Of the women in the study, 17,696 said a doctor had diagnosed them with migraines. Dr. Tamimi and colleagues had access to data from the NHSII that included hormone levels in women who had not yet reached menopause. They reviewed medical records from 90 percent of the women who developed breast cancer during the 20 years of the NHSII study.
The team found that 3,924 women had been diagnosed with breast cancer. Of these, 833 had in situ cancer — cancer which had not spread beyond the breast tissue. The remaining 3,091 had invasive cancer, which had spread from the original site.
Dr. Tamimi and colleagues found that migraines did not increase the risk of breast cancer — with one exception. Women who had migraines were 1.54 times more likely to develop a type of cancer called ductal-lobular breast cancer than other types of cancer.
These researchers did not find a link between female sex hormones, migraines and breast cancer.
After completing their own study, Dr. Tamimi and team looked at four past studies on the same subject, as well as their own — a process called a meta-analysis. They looked for connections between migraines, breast cancer, and female sex hormones like estrogen and progesterone. This meta-analysis did not find a link between migraines and breast cancer.
This study was published Dec. 12 in the Journal of the National Cancer Institute.
This research was funded by grants from the National Institutes of Health (NIH) and by funds from Washington University School of Medicine, the Barnes-Jewish Hospital Foundation and the Siteman Cancer Center.
Dr.
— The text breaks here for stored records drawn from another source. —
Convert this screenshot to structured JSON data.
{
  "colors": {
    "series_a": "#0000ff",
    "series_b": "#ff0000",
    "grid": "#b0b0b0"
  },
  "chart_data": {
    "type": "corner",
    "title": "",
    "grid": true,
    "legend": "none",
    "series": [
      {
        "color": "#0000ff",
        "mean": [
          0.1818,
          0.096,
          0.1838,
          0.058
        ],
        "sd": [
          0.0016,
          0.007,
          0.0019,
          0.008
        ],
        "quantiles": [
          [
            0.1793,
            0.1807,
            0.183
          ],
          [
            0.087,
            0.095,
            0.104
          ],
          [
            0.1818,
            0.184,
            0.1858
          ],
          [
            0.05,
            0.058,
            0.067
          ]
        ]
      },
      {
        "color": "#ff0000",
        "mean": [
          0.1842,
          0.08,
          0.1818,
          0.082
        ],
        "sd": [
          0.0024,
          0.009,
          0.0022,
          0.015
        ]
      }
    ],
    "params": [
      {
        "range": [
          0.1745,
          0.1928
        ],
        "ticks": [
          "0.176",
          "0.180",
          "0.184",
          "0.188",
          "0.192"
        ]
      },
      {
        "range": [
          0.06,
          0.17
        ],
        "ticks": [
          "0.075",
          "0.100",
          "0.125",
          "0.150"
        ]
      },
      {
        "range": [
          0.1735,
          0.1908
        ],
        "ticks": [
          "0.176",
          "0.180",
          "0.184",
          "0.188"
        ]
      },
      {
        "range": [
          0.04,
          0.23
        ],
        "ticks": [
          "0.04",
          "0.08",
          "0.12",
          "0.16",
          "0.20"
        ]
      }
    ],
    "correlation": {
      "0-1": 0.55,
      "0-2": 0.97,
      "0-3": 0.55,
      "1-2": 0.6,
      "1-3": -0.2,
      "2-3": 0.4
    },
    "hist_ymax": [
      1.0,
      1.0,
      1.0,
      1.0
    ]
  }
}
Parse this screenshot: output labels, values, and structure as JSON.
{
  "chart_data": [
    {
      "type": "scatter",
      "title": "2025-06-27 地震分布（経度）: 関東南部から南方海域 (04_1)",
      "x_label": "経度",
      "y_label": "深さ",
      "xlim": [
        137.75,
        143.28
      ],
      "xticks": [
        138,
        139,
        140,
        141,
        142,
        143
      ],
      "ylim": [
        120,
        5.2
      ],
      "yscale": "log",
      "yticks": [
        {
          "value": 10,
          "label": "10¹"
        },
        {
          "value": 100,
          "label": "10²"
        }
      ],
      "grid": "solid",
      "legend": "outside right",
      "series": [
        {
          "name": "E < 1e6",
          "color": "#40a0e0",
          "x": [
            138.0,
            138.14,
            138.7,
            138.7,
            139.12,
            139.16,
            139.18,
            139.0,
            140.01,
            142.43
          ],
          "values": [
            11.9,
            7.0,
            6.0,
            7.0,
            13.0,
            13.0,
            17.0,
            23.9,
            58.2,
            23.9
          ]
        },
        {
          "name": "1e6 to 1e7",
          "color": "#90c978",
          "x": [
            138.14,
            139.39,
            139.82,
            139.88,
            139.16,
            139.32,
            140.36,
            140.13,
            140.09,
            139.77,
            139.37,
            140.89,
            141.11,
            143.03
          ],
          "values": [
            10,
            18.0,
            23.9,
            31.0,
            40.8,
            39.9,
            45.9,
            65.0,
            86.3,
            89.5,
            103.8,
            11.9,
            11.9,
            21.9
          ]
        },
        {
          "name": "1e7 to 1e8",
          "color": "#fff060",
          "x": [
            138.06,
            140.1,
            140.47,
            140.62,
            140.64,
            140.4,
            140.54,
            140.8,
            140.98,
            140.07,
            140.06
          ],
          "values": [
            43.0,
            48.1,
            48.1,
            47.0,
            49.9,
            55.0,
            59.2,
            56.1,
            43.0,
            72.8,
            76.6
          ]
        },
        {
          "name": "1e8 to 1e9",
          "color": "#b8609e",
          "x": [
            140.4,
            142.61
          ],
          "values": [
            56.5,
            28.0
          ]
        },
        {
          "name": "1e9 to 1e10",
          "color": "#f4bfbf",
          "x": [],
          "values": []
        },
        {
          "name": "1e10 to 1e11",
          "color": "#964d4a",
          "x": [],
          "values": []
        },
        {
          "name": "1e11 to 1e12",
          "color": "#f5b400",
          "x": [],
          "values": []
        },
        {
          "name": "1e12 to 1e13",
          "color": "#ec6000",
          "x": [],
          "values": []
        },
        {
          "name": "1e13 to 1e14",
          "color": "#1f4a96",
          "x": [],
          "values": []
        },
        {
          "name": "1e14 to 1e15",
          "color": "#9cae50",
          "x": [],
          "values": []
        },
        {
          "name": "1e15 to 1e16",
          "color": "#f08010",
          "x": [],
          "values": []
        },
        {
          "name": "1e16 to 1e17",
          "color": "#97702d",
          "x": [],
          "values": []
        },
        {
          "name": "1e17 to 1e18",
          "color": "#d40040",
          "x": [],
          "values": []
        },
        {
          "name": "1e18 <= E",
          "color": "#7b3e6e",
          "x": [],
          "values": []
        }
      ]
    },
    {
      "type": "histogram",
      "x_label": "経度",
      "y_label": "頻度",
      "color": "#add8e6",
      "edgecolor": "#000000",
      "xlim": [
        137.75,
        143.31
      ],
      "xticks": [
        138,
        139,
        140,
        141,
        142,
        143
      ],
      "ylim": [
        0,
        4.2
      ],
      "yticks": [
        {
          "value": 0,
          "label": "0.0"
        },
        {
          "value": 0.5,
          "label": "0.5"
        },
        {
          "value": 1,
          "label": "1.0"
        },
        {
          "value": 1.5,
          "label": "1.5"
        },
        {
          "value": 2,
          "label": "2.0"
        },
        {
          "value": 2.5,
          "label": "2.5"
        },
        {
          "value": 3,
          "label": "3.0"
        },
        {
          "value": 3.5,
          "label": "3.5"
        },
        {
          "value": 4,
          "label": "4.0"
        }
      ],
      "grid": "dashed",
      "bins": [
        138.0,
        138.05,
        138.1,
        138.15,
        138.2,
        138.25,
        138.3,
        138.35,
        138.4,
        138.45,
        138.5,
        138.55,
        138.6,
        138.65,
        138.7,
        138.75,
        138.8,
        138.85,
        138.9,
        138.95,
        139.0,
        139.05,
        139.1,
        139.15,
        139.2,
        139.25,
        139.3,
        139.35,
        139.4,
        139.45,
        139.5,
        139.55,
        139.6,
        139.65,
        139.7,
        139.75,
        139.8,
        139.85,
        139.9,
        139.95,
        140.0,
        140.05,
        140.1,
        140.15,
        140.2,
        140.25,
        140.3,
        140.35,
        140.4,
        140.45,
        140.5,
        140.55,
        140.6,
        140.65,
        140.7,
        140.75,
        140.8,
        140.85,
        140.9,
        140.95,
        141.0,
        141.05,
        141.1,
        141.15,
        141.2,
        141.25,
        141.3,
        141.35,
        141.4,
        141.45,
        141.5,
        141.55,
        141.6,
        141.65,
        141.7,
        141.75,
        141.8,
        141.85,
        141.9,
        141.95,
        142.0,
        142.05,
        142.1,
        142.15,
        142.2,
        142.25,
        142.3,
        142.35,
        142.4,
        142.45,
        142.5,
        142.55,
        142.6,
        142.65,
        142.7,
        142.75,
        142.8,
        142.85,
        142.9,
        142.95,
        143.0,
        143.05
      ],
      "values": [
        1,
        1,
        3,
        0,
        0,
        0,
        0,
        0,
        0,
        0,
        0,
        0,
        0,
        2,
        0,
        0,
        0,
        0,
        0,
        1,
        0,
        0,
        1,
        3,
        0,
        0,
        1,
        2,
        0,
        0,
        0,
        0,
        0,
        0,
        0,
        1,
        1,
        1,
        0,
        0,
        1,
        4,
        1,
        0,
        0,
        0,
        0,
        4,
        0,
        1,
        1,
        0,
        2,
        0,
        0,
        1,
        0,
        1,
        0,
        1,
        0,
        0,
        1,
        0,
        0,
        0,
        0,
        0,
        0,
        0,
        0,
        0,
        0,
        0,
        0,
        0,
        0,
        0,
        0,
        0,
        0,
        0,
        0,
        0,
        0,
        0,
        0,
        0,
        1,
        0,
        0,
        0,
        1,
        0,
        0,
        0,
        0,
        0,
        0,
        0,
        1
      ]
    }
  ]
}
Tobias Kurth received research funding from the French National Research Agency, the NIH, Merck, the Migraine Research Foundation and the Parkinson’s Disease Foundation. He received honoraria from Allergan and the American Academy of Neurology for educational lectures, and from the BMJ and Cephalalgia for editorial services. Dr. Tamimi was a consultant and advisory board member for Pfizer. Some of these companies produce medications used in migraine and breast cancer treatment.